Returns sentences or clauses from a par., considers abbrev and acronym

Hello.

This is for fun but can be useful now and then! :smiley: Like if you want to compute the readability index, or format every start of a sentence with some markup of some kind.

It should support most western languages well, as I use Satimage.osax for detecting uppercase, well, it is at least not lesser than most uppercase functions.

This is not made performance wise, not before I have the need for it, which I don’t see happen anytime soon really. :slight_smile:

Caveats

Doesn’t work well with uppercase figure denotations, like fig.

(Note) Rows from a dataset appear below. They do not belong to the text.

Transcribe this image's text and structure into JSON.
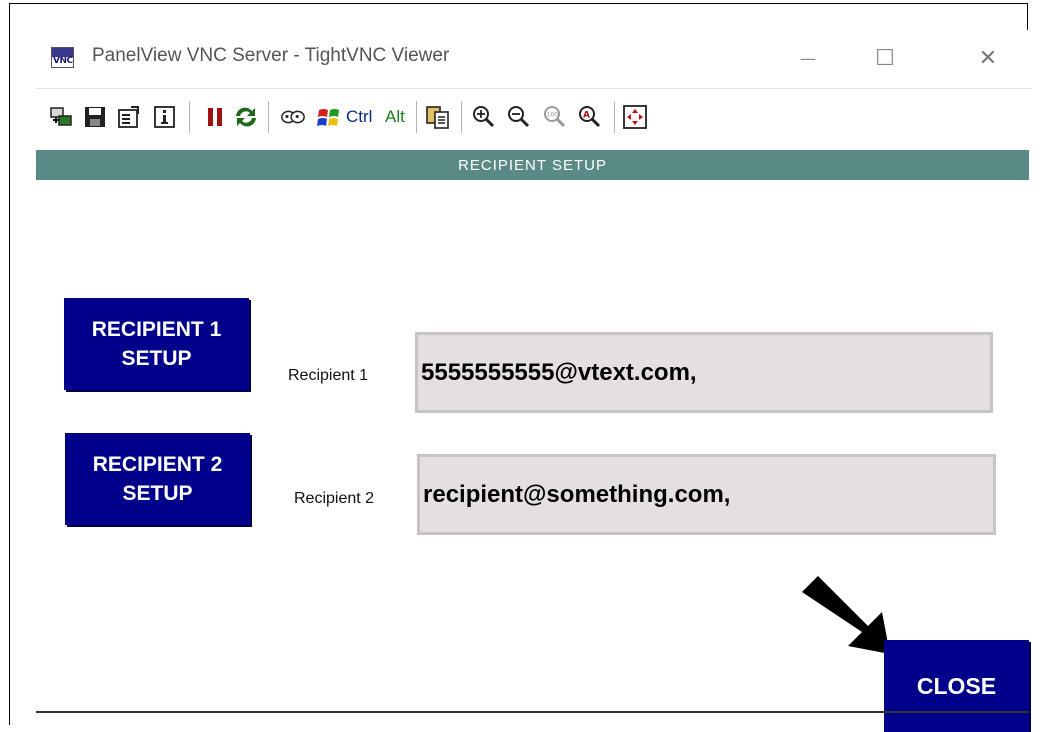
{
  "window": {
    "title": "PanelView VNC Server - TightVNC Viewer",
    "icon_text": "VNC",
    "controls": {
      "minimize": "—",
      "maximize": "☐",
      "close": "✕"
    }
  },
  "toolbar": {
    "ctrl_label": "Ctrl",
    "alt_label": "Alt",
    "icons": [
      "new-connection-icon",
      "save-icon",
      "options-icon",
      "info-icon",
      "pause-icon",
      "refresh-icon",
      "ctrl-alt-del-icon",
      "win-key-icon",
      "ctrl-key",
      "alt-key",
      "clipboard-icon",
      "zoom-in-icon",
      "zoom-out-icon",
      "zoom-100-icon",
      "zoom-auto-icon",
      "fullscreen-icon"
    ]
  },
  "screen": {
    "header": "RECIPIENT SETUP",
    "recipient1": {
      "button_line1": "RECIPIENT 1",
      "button_line2": "SETUP",
      "label": "Recipient 1",
      "value": "5555555555@vtext.com,"
    },
    "recipient2": {
      "button_line1": "RECIPIENT 2",
      "button_line2": "SETUP",
      "label": "Recipient 2",
      "value": "recipient@something.com,"
    },
    "close_label": "CLOSE"
  },
  "colors": {
    "header_band": "#5a8a86",
    "button_blue": "#00008b",
    "field_bg": "#e5dfe0"
  }
}
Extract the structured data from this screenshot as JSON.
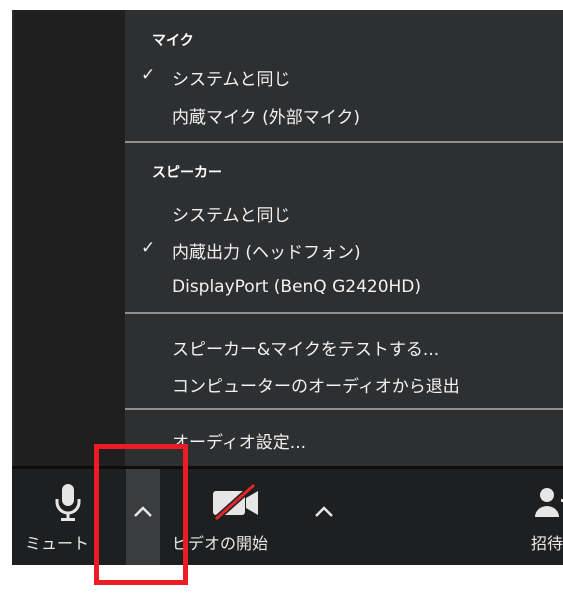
{
  "audio_menu": {
    "mic_header": "マイク",
    "mic_items": [
      {
        "label": "システムと同じ",
        "checked": true
      },
      {
        "label": "内蔵マイク (外部マイク)",
        "checked": false
      }
    ],
    "speaker_header": "スピーカー",
    "speaker_items": [
      {
        "label": "システムと同じ",
        "checked": false
      },
      {
        "label": "内蔵出力 (ヘッドフォン)",
        "checked": true
      },
      {
        "label": "DisplayPort (BenQ G2420HD)",
        "checked": false
      }
    ],
    "actions": [
      {
        "label": "スピーカー&マイクをテストする..."
      },
      {
        "label": "コンピューターのオーディオから退出"
      }
    ],
    "settings_label": "オーディオ設定...",
    "check_glyph": "✓"
  },
  "toolbar": {
    "mute_label": "ミュート",
    "video_label": "ビデオの開始",
    "invite_label": "招待"
  },
  "colors": {
    "menu_bg": "#2e2f31",
    "toolbar_bg": "#1e1f20",
    "highlight": "#ec1c24",
    "video_off_slash": "#e02828"
  }
}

A, this holds for footnotes, and endnotes as well, should you use an abbreviation in front of it.
The work around is to either lowercase the denotations, or spell it out fully: figure A.

Edit
Removed Norwegian comments, and unnecessary log statements.


” This code is ©McUsr 2012, you are not allowed to post it standalone elsewhere without permission, but you may use it as a part of your own work. You preferable post that here as well!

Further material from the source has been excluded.